You've written Somers Town and Once Upon A Time In The Midlands for Shane Meadows, was it hard to shoot someone else's script for your directorial debut?
It wasn't what I had planned to do initially, kind of assumed that I would direct my own project, but then again I didn't imagine making an Irish film as I first feature either. Initially I took on the job of advising Will on the script, trying to find a story with him in 200 pages of meandering memories. Over time, and as the story got stronger and stronger, it began to feel like something I would have done myself - his voice felt so similar to mine, like I was writing it myself but not having to do the hard work - which made real sense as I could always remain slightly detached from the material. Will's working methods were similar too, he was never precious, always open to exploring tangents and not afraid to let the actors work around the dialogue.
Will Collins' script deals with similar issues to ones you've tackled - familial situations, provincial settings - is this what attracted you?
Not really, for me the film was less about settings and more about the relationships between the boys. I was intrigued by the unfolding of the story, and making a film that lets the characters dictate the narrative, as opposed to shoehorning them into a prescribed structure. As kids you are freer than any other time in your life, I wanted to explore this, and explore what happens when that freedom is trodden on with issues in the adult world.
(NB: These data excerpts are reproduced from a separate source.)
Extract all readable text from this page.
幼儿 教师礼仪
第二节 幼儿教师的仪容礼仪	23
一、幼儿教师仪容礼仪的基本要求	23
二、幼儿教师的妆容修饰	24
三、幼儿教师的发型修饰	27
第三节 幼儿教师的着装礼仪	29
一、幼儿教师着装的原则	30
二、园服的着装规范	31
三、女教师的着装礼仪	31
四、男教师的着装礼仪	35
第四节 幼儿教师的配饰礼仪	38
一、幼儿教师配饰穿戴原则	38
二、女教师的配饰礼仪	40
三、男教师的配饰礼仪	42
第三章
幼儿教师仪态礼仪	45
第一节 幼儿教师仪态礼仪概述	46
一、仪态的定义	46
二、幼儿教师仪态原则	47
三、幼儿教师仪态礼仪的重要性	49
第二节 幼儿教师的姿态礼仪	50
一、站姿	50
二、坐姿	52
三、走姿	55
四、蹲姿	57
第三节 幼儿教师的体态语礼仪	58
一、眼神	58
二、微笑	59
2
I think audiences are so much better nowadays at understanding film and get pleasure from feeling emotion rather than being told what to feel, and when I first read the script and spoke to the Irish Film Board about it this is what resonated most.
Unearthing Paul Courtney was a real find - did you know from the start he was going to be special?
The casting was a long process, we spend weeks in Cork holding open auditions and traveling around schools looking for the three brothers. Paul came into the workshops as an excuse to get out of school - this for me was the character straight away. The casting workshop were all improvised, as I wanted this option in the shoot, and his timing, for comedy, was remarkable (more so considering he had never done any sort of acting before). But what you want as well is range, his characters journey within the film is pretty extensive and brutal at points, so we tested him out with some more challenging improvisations and he nailed them. I hope he will focus and do something with his natural talent.
How did you attract Gary Lightbody to write the theme song?
Andrew Meehan at the film board, who championed this script and me from the get go, had a relationship with Gary and sent him the script. A few days later I got an email off him with the song 'My Brothers' attached. Previously I had been using all sorts of songs (mostly far to expensive for our budget), I sent him a cut of the film and asked if he would consider replacing all the songs and music cues. He worked with Jacknife in LA and as I slept he worked, so every morning when we arrived in the edit suite we were getting sent treats - new songs, ideas and musical scores that just sat perfectly with our story.
Is directing your own material next on your agenda?
I assumed so, but now I have taken on a second directing job (it took this long to recover from the first!!) and again it is not my script. I'm slowly getting there though as this time I will be doing rewrites too.